Can You Analyze Information?
Nurses will be bombarded with information all day long. It will come from patients, patients’ families, colleagues, and other sources. The is always a lot to think about and a lot to understand. What’s really important when it comes to this information is that a good nurse must be able to analyze it. By doing this, they will be able to diagnose, treat, and prioritize patient care, ensuring that the patients get the best care possible and that the nurse does not become overwhelmed with all the different things they need to do and know.
It’s also important to know when you don’t have enough information to work in the above way. Nurse must know this, as they will need to ask questions to get to the bottom of potentially difficult situations and to ensure their patients get the help they truly need.
Are You Able To Follow The Rules?
One great thing about nursing is that there is a lot of autonomy involved. Nurses can – and are actually expected to – make their own decisions and work independently, ensuring that patient care is never neglected, in whatever way that needs to be done. This is one of the many reasons that makes nursing the ideal career for so many people – there is a true sense of ownership over the job and the tasks that are to be done every day.

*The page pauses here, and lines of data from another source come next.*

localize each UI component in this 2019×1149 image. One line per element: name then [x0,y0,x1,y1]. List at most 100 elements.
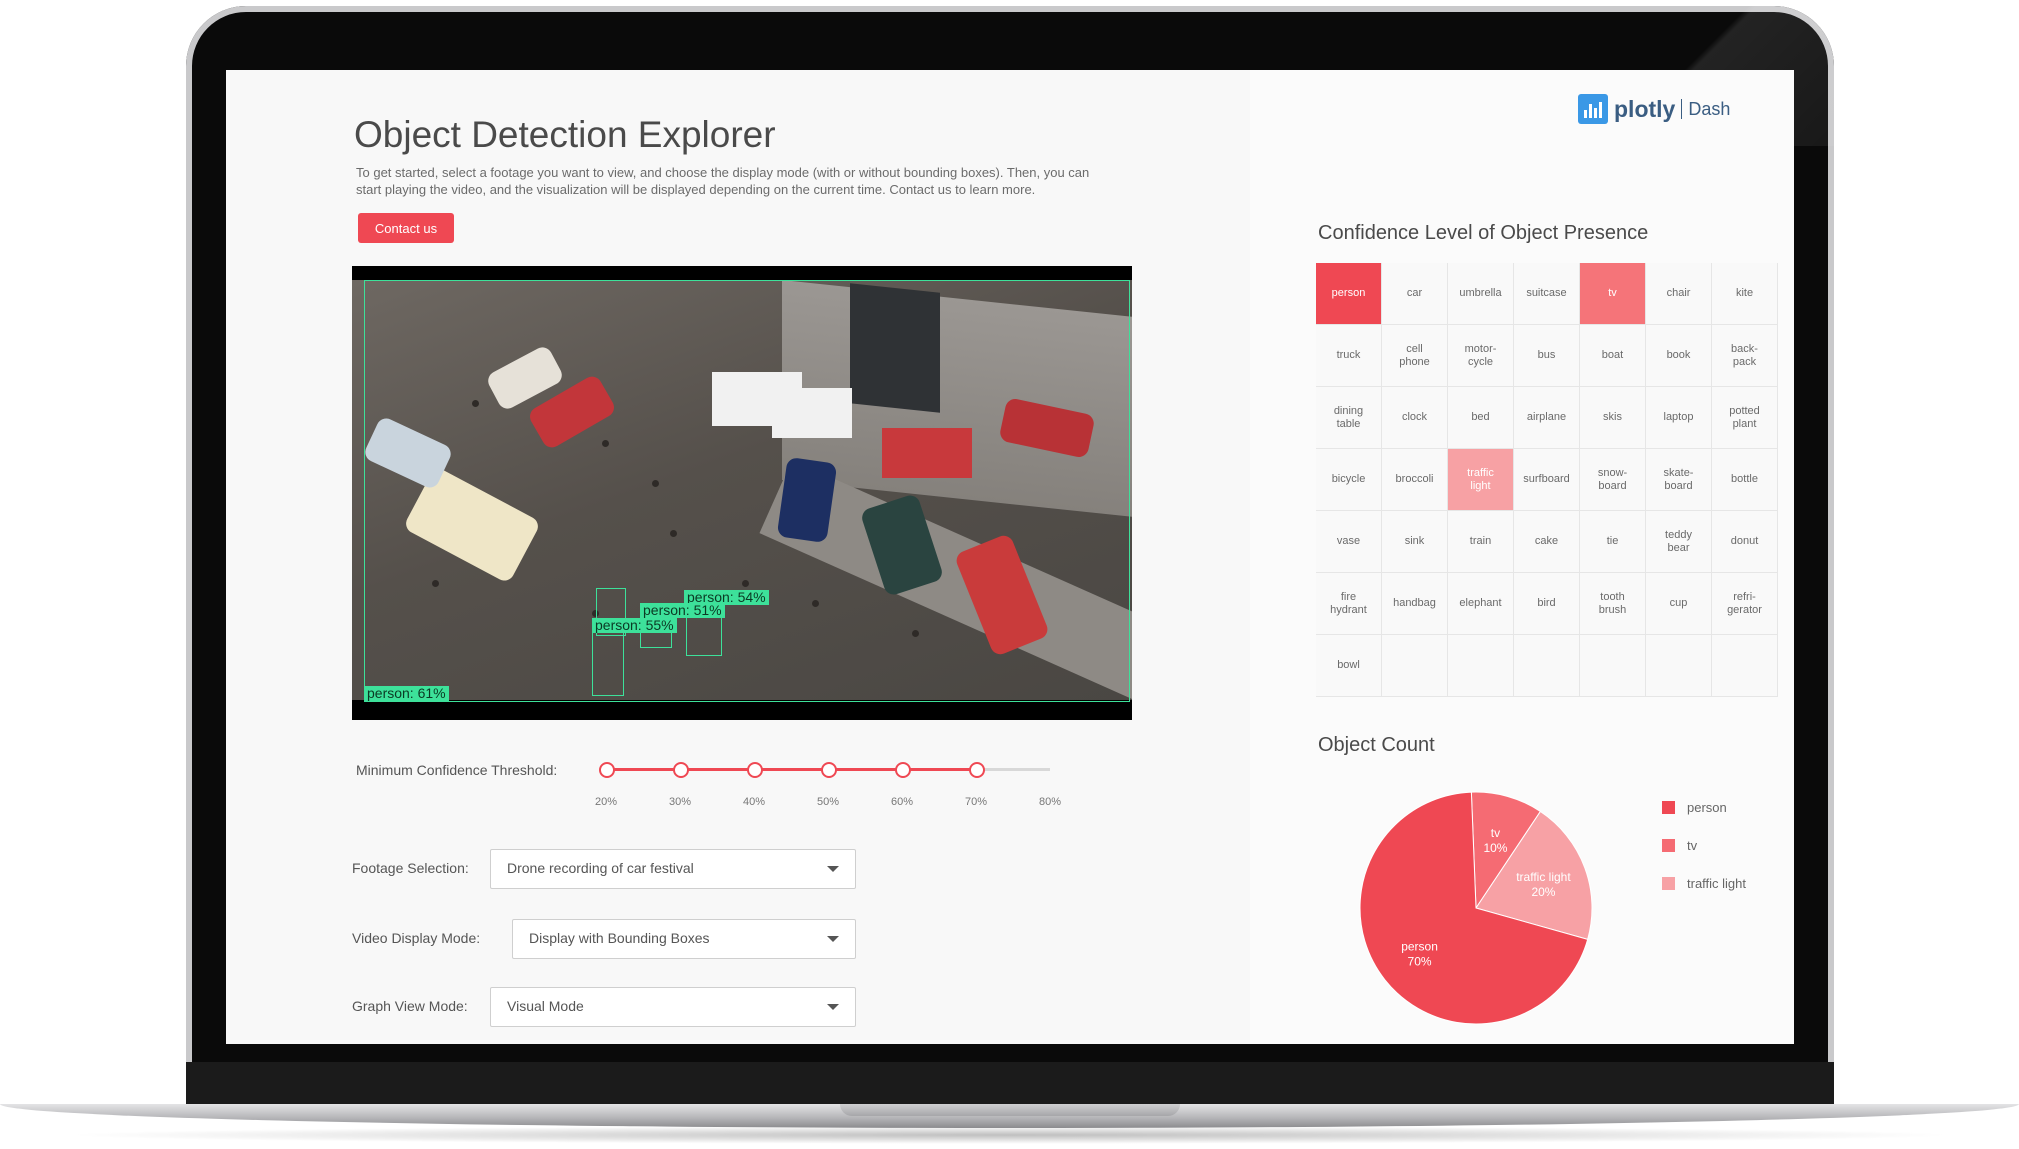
slider-tick-label: 40% [742,796,766,808]
heatmap-cell[interactable] [1580,635,1646,697]
heatmap-cell[interactable]: fire hydrant [1316,573,1382,635]
app-screen: Object Detection Explorer To get started… [226,70,1794,1044]
heatmap-cell-label: book [1666,349,1691,361]
bounding-box [364,280,1130,702]
video-player[interactable]: person: 61% person: 54% person: 51% pers… [352,266,1132,720]
heatmap-cell[interactable]: chair [1646,263,1712,325]
heatmap-cell[interactable]: handbag [1382,573,1448,635]
heatmap-cell[interactable]: bowl [1316,635,1382,697]
display-mode-dropdown[interactable]: Display with Bounding Boxes [512,919,856,959]
heatmap-cell-label: broccoli [1395,473,1434,485]
slider-step-marker [673,762,689,778]
display-mode-label: Video Display Mode: [352,930,481,946]
pie-slice-label: person [1401,940,1438,954]
heatmap-cell[interactable]: bed [1448,387,1514,449]
heatmap-cell[interactable]: car [1382,263,1448,325]
heatmap-cell-label: cup [1669,597,1688,609]
heatmap-cell-label: elephant [1459,597,1502,609]
graph-mode-label: Graph View Mode: [352,998,468,1014]
object-count-pie[interactable]: tv10% traffic light20% person70% [1346,778,1606,1038]
heatmap-cell[interactable] [1448,635,1514,697]
heatmap-cell[interactable]: suitcase [1514,263,1580,325]
pie-slice-percent: 70% [1408,955,1432,969]
heatmap-cell[interactable]: motor- cycle [1448,325,1514,387]
heatmap-cell[interactable]: skis [1580,387,1646,449]
legend-item[interactable]: tv [1662,838,1697,853]
heatmap-cell[interactable]: snow- board [1580,449,1646,511]
heatmap-cell[interactable]: bird [1514,573,1580,635]
chevron-down-icon [827,936,839,942]
heatmap-cell[interactable]: person [1316,263,1382,325]
contact-button[interactable]: Contact us [358,213,454,243]
brand-divider [1681,99,1683,119]
detection-label: person: 55% [592,618,677,633]
heatmap-cell[interactable]: kite [1712,263,1778,325]
legend-label: person [1687,800,1727,815]
heatmap-cell[interactable]: train [1448,511,1514,573]
heatmap-cell[interactable]: airplane [1514,387,1580,449]
slider-step-marker [895,762,911,778]
heatmap-cell[interactable]: tie [1580,511,1646,573]
heatmap-cell[interactable]: clock [1382,387,1448,449]
heatmap-cell[interactable]: skate- board [1646,449,1712,511]
heatmap-cell-label: skate- board [1663,466,1694,492]
heatmap-cell[interactable]: surfboard [1514,449,1580,511]
legend-item[interactable]: traffic light [1662,876,1746,891]
heatmap-cell[interactable]: bottle [1712,449,1778,511]
brand-name: plotly [1614,95,1676,122]
heatmap-cell[interactable]: cake [1514,511,1580,573]
heatmap-cell[interactable]: book [1646,325,1712,387]
heatmap-cell-label: tooth brush [1598,590,1627,616]
heatmap-cell[interactable]: boat [1580,325,1646,387]
laptop-notch [840,1104,1180,1116]
heatmap-cell[interactable]: teddy bear [1646,511,1712,573]
heatmap-cell[interactable]: donut [1712,511,1778,573]
heatmap-cell-label: teddy bear [1665,528,1692,554]
bounding-box [592,632,624,696]
heatmap-cell-label: traffic light [1467,466,1494,492]
heatmap-cell[interactable] [1382,635,1448,697]
heatmap-cell[interactable] [1514,635,1580,697]
heatmap-cell[interactable]: tv [1580,263,1646,325]
object-count-title: Object Count [1318,734,1435,756]
confidence-slider-label: Minimum Confidence Threshold: [356,762,558,778]
heatmap-cell-label: skis [1603,411,1622,423]
brand-product: Dash [1688,98,1731,119]
heatmap-cell[interactable] [1646,635,1712,697]
heatmap-cell[interactable]: dining table [1316,387,1382,449]
heatmap-cell[interactable]: traffic light [1448,449,1514,511]
heatmap-cell-label: vase [1336,535,1361,547]
heatmap-cell-label: bicycle [1331,473,1366,485]
heatmap-cell[interactable]: bus [1514,325,1580,387]
footage-dropdown[interactable]: Drone recording of car festival [490,849,856,889]
heatmap-cell[interactable]: back- pack [1712,325,1778,387]
heatmap-cell[interactable]: laptop [1646,387,1712,449]
footage-value: Drone recording of car festival [507,860,694,876]
heatmap-cell-label: back- pack [1731,342,1758,368]
slider-step-marker [969,762,985,778]
heatmap-cell-label: snow- board [1597,466,1628,492]
heatmap-cell[interactable]: potted plant [1712,387,1778,449]
heatmap-cell[interactable]: cell phone [1382,325,1448,387]
heatmap-cell[interactable]: vase [1316,511,1382,573]
heatmap-cell[interactable]: bicycle [1316,449,1382,511]
slider-tick-label: 60% [890,796,914,808]
heatmap-cell[interactable]: cup [1646,573,1712,635]
heatmap-cell-label: boat [1601,349,1624,361]
heatmap-cell[interactable]: tooth brush [1580,573,1646,635]
heatmap-cell[interactable]: umbrella [1448,263,1514,325]
heatmap-cell[interactable]: sink [1382,511,1448,573]
graph-mode-dropdown[interactable]: Visual Mode [490,987,856,1027]
plotly-dash-logo[interactable]: plotly Dash [1578,94,1730,124]
heatmap-cell[interactable]: refri- gerator [1712,573,1778,635]
pie-slice-percent: 10% [1483,841,1507,855]
heatmap-cell[interactable] [1712,635,1778,697]
legend-item[interactable]: person [1662,800,1727,815]
heatmap-cell-label: bus [1537,349,1556,361]
heatmap-cell[interactable]: truck [1316,325,1382,387]
heatmap-cell[interactable]: broccoli [1382,449,1448,511]
heatmap-cell-label: surfboard [1523,473,1570,485]
legend-swatch [1662,801,1675,814]
heatmap-cell[interactable]: elephant [1448,573,1514,635]
heatmap-cell-label: clock [1401,411,1428,423]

However, although there is a certain amount of freedom, there is a lot of teamwork involved in nursing as well, and there are a lot of rules. These are in place to keep patients safe and to ensure that the working environment for the entire team is a positive one. As a nurse, you need to be able to switch from one way of working to the other without hesitation, and you need to follow the rules when you do.
If you prefer to be something of a ‘lone wolf’, then there are branches of nursing that will allow for this, and there are other caring professions that allow it too. However, even if you do work alone, there will still be rules to follow. Are you able to follow the rules? If so, you might make an excellent nurse.
Are You A Good Communicator?
There is no getting around the fact that nurses have to be good communicators. They can’t be vague or shy in speaking up; this could cause issues for the patient and the level of care they receive. As a nurse, you’ll have to communicate with a lot of different people, not just your colleagues. Imagine being a patient in a hospital and no one was communicating clearly with you about what was happening or why you were there or what procedures you needed; it would be terrifying. Therefore, since a nurse’s job is to care for their patients and keep them calm and comfortable, communication is key.
Patients are one side of the coin, but communication has to happen between colleagues too. You need to be able to relay precise information to the people you’re working with, and you need to understand the information being given to you (and know what questions to ask if you don’t understand). Without good communication, errors can occur and the quality of care for a patient can be lower than it should be.
Are You Observant?
A good nurse has to be very observant. They need to be able to notice as soon as a patient starts to deteriorate, just as they have to notice when symptoms improve. You’ll need to pay attention to vital signs on monitors and by taking note of them yourself. You’ll also have to see if there are any side effects from medication, and so on.
A quick glance is not going to be enough, even if you’re in a hurry (as nurses often will be). Although the look might be quick, the information gathered will be extensive, and this is the difference between a good nurse and anyone else. Within seconds they will know if there is a problem – or if things have improved – and immediately spring into action.